You invest 100 dollars with continuously compounding interest. The interest rate is compounded annually with interest rate $R$ that has a pdf of $f(r)= 1.5r - 0.75r^2$ 0<=r<=2. Lets say the money is kept for $T$ years where $T$ is random variable, exponentially distributed with parameter $\lambda$. As a function of $\lambda$, what is the expected value of the account after $T$ years
I know that I need to find $E[100(1+R)^T]$ but not sure how to come up with the joint pdf of $R$ and $T$.

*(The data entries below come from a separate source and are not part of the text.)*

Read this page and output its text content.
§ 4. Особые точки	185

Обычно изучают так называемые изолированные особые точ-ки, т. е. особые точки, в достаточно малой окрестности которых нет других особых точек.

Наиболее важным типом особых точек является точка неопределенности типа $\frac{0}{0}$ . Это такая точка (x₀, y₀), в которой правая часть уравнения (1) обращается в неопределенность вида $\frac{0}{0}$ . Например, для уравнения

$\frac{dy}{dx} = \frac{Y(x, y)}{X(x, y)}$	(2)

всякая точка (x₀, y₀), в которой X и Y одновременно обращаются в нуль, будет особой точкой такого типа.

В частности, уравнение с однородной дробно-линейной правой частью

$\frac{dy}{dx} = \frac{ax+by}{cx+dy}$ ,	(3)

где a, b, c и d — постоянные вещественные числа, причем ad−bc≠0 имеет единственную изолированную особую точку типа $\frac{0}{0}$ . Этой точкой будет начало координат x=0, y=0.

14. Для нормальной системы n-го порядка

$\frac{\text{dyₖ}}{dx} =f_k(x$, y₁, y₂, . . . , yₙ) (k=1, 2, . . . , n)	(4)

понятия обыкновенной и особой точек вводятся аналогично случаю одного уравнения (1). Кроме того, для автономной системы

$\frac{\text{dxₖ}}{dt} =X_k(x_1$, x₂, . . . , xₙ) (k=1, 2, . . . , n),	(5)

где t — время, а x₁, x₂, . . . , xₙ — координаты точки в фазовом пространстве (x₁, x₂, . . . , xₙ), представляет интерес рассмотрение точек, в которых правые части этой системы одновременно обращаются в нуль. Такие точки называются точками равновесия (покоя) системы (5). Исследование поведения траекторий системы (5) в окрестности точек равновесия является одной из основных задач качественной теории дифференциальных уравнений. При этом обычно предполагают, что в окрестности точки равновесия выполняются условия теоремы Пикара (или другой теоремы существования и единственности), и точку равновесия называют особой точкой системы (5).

You should be computing $\mathbb{E}[e^{RT}]$ if you are interested in continuously compounded interest. If $R$ and $T$ are independent and $\lambda>2$ then this quantity is \begin{multline*} \int_{0}^{2}\int_{0}^{\infty}f_{R}(r)f_{T}(t)e^{rt}drdt=\int_{0}^{2}f_{R}(r)\int_{0}^{\infty}\lambda e^{(r-\lambda)t}dtdr\\ \int_{0}^{2}\left(1.5r-0.75r^{2}\right)\frac{\lambda}{\lambda-r}dr=\frac{3\lambda}{4}\left(2\left(\lambda-1\right)+\left(\lambda-2\right)\lambda\log\left(\frac{\lambda-2}{\lambda}\right)\right) \end{multline*}
The condition $\lambda > 2$ is needed to ensure integrability. You can check that as $\lambda \downarrow 2$, you become an "infillionaire".